# importing rv



## CLS (Jul 25, 2005)

I guess this has been asked a thousand times........ but here goes !
Very interested in a couple of rvs in the states can anyone recommend an importer they have used and the likely costs of shipping as these seem to vary greatly.......any help would be greatly appreciated......cheers Mark


----------



## gaspode (May 9, 2005)

A colleague of mine has just imported a 27' coachman, don't know what agent he used but he said it cost him £1500. He also said several quotes were £2000+ so pays to shop around.


----------



## johnsandywhite (May 9, 2005)

:lol: Hi *qe2*. welcome to MHF. It costs around $125 per linear foot to ship an RV. A shipping agent will charge between £150 and £250 tp handle all the importing and Custom's clearance for you. Or you could do it yourself. :wink:

Here is one I have used on a few occasions >>> Jack Neiseln <<<. No Recommendations made OK? Also the shipping reperesentative of HUAL Shiiping in the UK:-

Wainwright Brothers Ltd
c/o Southampton Euro Terminal (SET).
Berth 35, 
Eastern Docks, 
Dock Gate no. 4, 
Southampton
Tel: 02380-223671


----------



## 88926 (May 10, 2005)

Just imported mine classed as 40 ft for £2800 all paperwork USA side and customs UK side sorted included.No hassle no damage ,PM me if you want shippers details


----------



## johnsandywhite (May 9, 2005)

8O That's about what I finished up paying for a 27ft Minnie Winnie. I will have to change Shipping agent's. :wink: PM on it's way Ian. :wink:


----------



## CLS (Jul 25, 2005)

Ian any information would be greatly appreciated.......have sent a PM......many thanks Mark


----------



## 96583 (Oct 28, 2005)

Be very careful with Able Cargo and their UK counterpart Wavecrest, lovely people until things go wrong.... 

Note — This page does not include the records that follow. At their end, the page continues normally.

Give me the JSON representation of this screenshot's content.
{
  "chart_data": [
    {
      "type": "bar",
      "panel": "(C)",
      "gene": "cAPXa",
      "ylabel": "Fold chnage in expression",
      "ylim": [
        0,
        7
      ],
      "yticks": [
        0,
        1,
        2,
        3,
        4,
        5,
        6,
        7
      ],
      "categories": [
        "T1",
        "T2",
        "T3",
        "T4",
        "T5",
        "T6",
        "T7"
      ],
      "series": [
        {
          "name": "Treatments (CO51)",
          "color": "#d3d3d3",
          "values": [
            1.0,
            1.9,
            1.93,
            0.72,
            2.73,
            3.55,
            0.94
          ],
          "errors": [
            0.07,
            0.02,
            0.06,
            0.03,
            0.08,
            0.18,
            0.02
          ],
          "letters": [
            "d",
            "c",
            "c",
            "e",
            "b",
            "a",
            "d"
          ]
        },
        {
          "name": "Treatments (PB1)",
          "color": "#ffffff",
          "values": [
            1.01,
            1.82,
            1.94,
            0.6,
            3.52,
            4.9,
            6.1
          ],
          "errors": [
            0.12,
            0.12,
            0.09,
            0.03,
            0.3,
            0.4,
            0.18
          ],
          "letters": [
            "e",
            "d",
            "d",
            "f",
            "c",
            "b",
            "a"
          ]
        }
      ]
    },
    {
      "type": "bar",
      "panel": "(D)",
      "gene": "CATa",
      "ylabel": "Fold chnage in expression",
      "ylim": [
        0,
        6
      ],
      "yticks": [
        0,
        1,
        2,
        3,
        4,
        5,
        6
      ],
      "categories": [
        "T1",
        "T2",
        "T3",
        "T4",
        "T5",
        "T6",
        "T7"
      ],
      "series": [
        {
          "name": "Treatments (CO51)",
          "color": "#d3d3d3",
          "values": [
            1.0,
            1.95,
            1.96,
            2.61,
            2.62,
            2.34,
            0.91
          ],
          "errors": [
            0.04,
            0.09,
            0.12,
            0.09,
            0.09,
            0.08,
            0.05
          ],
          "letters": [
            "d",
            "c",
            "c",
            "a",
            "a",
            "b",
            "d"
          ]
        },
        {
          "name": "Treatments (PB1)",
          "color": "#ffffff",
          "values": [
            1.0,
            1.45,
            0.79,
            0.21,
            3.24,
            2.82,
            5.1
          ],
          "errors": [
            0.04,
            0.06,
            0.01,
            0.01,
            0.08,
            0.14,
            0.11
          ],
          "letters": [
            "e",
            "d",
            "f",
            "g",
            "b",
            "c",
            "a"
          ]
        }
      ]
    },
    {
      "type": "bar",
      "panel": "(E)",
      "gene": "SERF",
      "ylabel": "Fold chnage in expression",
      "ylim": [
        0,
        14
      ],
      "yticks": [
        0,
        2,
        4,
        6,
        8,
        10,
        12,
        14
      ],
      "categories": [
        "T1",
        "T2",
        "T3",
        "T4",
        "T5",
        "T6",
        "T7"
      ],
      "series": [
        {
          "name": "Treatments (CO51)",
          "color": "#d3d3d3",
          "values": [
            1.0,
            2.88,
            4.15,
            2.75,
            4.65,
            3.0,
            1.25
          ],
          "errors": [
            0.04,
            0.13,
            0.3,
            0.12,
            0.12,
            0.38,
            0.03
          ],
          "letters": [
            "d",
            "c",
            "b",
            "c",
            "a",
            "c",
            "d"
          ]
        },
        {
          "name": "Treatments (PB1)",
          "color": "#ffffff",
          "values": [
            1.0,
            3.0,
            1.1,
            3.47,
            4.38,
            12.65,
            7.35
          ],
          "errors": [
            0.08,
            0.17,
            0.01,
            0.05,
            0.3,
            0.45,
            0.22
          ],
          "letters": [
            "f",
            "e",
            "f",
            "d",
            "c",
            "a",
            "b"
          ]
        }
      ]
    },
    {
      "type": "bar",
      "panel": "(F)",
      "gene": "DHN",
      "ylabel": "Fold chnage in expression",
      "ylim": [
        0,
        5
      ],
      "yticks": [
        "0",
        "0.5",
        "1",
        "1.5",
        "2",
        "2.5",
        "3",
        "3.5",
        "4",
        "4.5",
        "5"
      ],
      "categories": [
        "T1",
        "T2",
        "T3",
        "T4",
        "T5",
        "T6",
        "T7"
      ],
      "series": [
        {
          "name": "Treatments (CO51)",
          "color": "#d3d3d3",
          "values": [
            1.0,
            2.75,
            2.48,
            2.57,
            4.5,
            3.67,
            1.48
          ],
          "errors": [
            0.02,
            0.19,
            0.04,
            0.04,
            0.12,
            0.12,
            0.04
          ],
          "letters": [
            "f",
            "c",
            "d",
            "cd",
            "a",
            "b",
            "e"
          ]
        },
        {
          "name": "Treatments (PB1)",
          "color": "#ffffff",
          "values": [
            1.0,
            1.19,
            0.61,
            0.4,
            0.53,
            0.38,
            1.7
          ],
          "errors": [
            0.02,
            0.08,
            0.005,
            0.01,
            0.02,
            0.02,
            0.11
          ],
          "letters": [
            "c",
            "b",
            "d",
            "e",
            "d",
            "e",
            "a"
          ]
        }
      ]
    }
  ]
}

1/ What they quoted for one RV $7500 turned into $9050 without warning at the time of UK collection, they said it was remeasured, I in fact measured correctly the cube size of the vehicle with folded mirrors, the shipper Wallenius Wilhelmsen remeasured from extended door mirrors then when I collected they were folded flat.... funny business methinks... 

Worst of all... 

When I went to collect a vehicle from the port it was damaged,  

1/ Did the shipper Wallenius Wilhelmsen want to know? = NO :x 

2/ Did my agents Wavecrest and Able Cargo want to know? = NO :x 

Thankfully I took marine insurance, but even this was hard work, and I had to pay for the repair and claim back (normal practice on marine based claims) 

All in all my experience of importing is a nightmare.... Yes you can save money but is it worth the hassle? :? 

Before anyone asks - yes I did have a dabble, but what I have said above is absolutely true.... you can go stateside spend weeks looking for the perfect vehicle, go through all the buying hassle then insurance hassle then shipping hassle stateside only to find that when you collect your pride and joy in the UK its damaged and nobody wants to know... :evil: would I do it again? NO!


----------